Location
- 200 West Cross Street Winchester, Scott County, Illinois 62694 United States
- 39°37′40″N 90°27′35″W﻿ / ﻿39.62764°N 90.45961°W

Information
- Type: Public, Coeducational
- School district: Winchester Community Unit School District 1
- Superintendent: Dr. Kevin Blankenship
- NCES School ID: 174266004288
- Principal: Dennis Vortman
- Grades: 9–12
- Gender: coed
- Enrollment: 165 (2022-23)
- Colors: Black, Silver
- Athletics conference: Western Illinois Valley
- Mascot: Cougars
- Website: www.winchesterschools.net/o/wcsd/page/high-school

= Winchester High School (Illinois) =

Winchester High School, or WHS, is a public four-year high school located at 200 West Cross Street in Winchester, Illinois, the county seat of Scott County, Illinois, in the Midwestern United States. WHS serves the communities and surrounding areas of Winchester, Alsey, and Manchester. The campus is located 19 miles southwest of Jacksonville, Illinois, and serves a mixed village and rural residential community.

==Academics==
Winchester High School did not make Adequate Yearly Progress, with 53% of students meeting or exceeding standards, on the Prairie State Achievement Examination, an Illinois state test part of the No Child Left Behind Act. The average high school graduation rate in the period 1999-2010 was 95.6%.

==Athletics and activities==
Winchester High School competes in the Western Illinois Valley Conference and is a member school in the Illinois High School Association. Their mascot is the Cougars, with school colors of black and silver. The school has 1 state championships on record in team athletics and activities, Girls Basketball in 2011 (1A).

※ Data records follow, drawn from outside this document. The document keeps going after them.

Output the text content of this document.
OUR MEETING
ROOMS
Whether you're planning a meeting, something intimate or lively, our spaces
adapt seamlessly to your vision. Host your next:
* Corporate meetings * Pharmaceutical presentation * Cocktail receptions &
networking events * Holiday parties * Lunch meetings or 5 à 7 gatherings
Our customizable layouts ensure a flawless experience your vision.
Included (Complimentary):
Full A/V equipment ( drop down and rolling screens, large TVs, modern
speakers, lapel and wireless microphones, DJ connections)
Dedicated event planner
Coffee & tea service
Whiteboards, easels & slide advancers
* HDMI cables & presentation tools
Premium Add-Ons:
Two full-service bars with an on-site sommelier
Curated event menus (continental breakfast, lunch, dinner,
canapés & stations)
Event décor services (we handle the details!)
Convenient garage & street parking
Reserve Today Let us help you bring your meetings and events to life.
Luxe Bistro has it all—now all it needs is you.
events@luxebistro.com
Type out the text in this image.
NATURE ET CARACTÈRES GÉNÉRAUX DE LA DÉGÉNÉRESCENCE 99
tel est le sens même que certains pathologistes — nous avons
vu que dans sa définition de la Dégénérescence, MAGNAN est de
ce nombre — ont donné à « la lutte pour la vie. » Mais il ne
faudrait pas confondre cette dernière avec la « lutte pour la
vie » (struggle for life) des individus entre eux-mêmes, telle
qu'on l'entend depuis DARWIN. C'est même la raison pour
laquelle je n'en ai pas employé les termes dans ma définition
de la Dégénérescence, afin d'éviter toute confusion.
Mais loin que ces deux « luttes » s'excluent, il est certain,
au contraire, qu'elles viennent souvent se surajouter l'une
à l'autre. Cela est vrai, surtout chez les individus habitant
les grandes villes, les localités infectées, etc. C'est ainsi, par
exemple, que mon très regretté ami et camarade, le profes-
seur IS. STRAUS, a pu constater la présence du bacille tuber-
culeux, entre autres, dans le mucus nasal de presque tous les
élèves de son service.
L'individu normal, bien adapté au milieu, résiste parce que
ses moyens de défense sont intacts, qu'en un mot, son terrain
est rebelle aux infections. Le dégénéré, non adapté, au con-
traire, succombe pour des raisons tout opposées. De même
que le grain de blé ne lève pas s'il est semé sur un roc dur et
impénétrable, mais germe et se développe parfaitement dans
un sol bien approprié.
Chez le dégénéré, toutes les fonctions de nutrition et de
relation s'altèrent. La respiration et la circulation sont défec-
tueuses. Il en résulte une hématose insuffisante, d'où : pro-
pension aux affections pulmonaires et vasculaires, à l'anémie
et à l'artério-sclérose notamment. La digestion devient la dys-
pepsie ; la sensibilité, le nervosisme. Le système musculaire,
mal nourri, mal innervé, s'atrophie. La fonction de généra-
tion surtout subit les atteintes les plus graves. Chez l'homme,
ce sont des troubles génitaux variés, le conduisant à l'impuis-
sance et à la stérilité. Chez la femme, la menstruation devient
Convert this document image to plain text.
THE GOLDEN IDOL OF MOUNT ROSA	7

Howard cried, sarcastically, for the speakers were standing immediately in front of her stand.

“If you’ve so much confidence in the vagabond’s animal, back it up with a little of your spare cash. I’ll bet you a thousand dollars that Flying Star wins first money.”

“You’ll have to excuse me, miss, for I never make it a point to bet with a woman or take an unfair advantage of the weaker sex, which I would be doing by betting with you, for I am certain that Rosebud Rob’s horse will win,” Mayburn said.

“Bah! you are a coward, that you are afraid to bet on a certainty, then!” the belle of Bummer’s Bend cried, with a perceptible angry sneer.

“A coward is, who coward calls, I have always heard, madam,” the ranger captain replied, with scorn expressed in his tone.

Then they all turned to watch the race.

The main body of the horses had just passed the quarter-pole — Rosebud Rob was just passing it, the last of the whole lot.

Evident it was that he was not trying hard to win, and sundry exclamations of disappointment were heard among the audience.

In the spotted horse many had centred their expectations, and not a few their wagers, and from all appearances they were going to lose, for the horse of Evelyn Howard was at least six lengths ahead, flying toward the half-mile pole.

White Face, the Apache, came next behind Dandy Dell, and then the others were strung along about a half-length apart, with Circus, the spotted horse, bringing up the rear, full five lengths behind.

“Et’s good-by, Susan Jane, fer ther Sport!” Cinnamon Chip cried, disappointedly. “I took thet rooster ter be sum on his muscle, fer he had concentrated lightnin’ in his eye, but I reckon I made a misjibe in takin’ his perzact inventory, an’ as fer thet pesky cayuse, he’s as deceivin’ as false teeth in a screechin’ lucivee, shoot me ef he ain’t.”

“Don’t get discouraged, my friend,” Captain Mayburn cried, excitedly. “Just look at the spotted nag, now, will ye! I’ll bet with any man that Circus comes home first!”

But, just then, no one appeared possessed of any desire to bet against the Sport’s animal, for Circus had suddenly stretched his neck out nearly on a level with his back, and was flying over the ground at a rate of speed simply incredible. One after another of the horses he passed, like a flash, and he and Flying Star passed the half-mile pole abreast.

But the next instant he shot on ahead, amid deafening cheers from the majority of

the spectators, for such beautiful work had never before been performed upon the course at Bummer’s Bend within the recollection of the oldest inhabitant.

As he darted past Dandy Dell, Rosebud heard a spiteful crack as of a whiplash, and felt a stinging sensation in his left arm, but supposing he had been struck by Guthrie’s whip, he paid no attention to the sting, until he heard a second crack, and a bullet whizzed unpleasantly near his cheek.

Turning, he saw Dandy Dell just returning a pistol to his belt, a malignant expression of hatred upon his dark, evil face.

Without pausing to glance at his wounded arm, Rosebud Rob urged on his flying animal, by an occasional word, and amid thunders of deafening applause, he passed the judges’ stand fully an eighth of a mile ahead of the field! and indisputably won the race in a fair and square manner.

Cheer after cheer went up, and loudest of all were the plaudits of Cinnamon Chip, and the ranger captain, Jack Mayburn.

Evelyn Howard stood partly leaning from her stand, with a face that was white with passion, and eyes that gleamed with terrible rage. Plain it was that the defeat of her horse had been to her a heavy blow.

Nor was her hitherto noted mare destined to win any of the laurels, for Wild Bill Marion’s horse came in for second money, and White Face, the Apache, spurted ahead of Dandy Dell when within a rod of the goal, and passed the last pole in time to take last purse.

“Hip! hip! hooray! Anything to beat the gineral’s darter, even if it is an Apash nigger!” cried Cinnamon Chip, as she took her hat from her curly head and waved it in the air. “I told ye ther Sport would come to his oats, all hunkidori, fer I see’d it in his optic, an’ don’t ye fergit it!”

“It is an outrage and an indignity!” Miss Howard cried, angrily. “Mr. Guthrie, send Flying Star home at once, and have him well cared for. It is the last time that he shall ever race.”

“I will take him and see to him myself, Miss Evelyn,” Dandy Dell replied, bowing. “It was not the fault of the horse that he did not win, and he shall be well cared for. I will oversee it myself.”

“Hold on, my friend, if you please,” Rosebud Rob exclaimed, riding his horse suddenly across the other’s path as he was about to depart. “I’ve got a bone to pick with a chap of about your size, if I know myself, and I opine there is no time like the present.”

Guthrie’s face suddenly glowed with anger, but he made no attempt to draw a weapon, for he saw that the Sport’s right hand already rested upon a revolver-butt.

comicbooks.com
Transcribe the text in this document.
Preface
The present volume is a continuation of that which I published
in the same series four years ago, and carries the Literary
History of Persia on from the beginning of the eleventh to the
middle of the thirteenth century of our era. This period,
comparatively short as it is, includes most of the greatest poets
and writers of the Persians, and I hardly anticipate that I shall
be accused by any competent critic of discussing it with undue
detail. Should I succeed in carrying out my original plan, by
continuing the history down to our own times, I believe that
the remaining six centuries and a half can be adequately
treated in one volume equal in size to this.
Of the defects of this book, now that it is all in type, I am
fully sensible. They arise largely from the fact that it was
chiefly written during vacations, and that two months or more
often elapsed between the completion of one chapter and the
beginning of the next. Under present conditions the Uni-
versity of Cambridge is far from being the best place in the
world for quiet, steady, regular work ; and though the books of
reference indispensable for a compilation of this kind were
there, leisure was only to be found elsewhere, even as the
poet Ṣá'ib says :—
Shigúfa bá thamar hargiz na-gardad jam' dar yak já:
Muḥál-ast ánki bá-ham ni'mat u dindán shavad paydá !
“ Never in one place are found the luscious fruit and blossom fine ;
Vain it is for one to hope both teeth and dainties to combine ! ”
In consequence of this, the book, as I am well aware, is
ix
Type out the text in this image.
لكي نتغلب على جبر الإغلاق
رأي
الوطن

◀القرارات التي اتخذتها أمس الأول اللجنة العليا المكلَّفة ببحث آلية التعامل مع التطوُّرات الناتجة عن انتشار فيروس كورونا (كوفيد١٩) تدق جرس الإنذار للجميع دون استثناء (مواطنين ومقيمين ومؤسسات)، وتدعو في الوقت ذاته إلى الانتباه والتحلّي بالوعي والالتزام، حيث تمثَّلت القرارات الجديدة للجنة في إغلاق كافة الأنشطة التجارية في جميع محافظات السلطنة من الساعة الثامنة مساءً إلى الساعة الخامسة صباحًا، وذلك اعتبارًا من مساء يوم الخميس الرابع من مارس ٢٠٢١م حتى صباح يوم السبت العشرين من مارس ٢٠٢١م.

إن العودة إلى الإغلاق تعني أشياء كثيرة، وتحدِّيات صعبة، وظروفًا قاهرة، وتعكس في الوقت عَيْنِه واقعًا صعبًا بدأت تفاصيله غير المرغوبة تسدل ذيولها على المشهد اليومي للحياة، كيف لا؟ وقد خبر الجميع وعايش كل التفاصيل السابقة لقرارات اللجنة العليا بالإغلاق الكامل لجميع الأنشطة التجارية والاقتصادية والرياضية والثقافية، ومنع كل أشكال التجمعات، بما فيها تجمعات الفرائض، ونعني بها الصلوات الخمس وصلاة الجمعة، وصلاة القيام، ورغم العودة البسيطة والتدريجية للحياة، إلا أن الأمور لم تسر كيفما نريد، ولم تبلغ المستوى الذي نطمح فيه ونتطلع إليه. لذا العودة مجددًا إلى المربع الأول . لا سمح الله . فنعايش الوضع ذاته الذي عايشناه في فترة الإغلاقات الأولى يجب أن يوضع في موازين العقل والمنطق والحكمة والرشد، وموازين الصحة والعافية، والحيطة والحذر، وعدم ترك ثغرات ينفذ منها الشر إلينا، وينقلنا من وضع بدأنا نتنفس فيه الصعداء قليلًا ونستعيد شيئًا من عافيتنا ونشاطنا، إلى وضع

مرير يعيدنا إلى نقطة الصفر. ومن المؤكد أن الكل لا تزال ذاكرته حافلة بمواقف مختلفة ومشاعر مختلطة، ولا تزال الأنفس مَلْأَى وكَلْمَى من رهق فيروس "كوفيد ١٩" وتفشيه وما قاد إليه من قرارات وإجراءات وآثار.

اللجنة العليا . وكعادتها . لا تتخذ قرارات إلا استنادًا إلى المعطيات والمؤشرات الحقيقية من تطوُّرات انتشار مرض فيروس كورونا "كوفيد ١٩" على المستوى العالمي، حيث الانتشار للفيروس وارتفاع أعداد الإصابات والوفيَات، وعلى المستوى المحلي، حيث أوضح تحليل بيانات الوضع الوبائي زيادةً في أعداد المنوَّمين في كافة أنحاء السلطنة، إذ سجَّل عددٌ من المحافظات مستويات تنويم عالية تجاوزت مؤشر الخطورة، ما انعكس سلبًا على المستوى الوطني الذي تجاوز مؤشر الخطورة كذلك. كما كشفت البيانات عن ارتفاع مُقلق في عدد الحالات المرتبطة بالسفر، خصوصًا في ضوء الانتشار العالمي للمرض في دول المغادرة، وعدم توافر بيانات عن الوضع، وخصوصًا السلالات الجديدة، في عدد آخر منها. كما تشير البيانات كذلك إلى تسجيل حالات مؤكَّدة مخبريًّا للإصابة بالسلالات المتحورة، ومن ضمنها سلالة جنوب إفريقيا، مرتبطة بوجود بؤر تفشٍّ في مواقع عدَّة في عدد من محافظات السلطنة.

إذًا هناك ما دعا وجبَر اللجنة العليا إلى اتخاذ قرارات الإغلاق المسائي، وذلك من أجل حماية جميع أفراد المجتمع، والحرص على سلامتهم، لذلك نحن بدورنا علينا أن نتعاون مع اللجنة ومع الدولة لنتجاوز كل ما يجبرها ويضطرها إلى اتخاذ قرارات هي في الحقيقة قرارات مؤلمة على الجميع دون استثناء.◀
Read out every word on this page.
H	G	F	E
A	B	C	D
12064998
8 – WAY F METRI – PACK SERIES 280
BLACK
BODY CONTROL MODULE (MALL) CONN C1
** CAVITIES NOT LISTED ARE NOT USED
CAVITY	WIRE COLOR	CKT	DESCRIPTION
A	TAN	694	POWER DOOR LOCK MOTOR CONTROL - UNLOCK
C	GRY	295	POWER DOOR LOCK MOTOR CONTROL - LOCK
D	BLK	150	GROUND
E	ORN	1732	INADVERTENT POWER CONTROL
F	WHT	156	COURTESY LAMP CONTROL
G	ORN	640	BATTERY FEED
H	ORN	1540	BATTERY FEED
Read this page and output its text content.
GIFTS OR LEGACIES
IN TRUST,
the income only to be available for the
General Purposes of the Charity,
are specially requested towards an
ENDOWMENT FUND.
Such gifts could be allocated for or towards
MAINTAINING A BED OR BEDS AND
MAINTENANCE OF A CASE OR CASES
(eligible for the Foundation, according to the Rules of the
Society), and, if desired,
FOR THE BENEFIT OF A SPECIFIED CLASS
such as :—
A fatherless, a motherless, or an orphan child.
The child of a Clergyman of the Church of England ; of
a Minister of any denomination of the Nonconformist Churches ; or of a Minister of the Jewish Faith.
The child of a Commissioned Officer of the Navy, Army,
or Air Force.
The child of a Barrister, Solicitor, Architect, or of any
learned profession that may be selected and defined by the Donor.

Due to relatively small student enrollments, WHS combines in a co-op with neighboring Bluffs High School for all athletics. Their combined enrollment is 288. The co-op is called the West Central Co-op, not to be confused with West Central High School, or the West Central Conference. The co-op selected a new mascot and colors when it formed. Prior to the co-op, Winchester High School was the Wildcats with purple and gold, while Bluffs were the Blue Jays with blue and white school colors.

==History==
Winchester High School incorporated neighboring Alsey High School in approximately 1949. They also incorporated neighboring Manchester High School sometime around that period.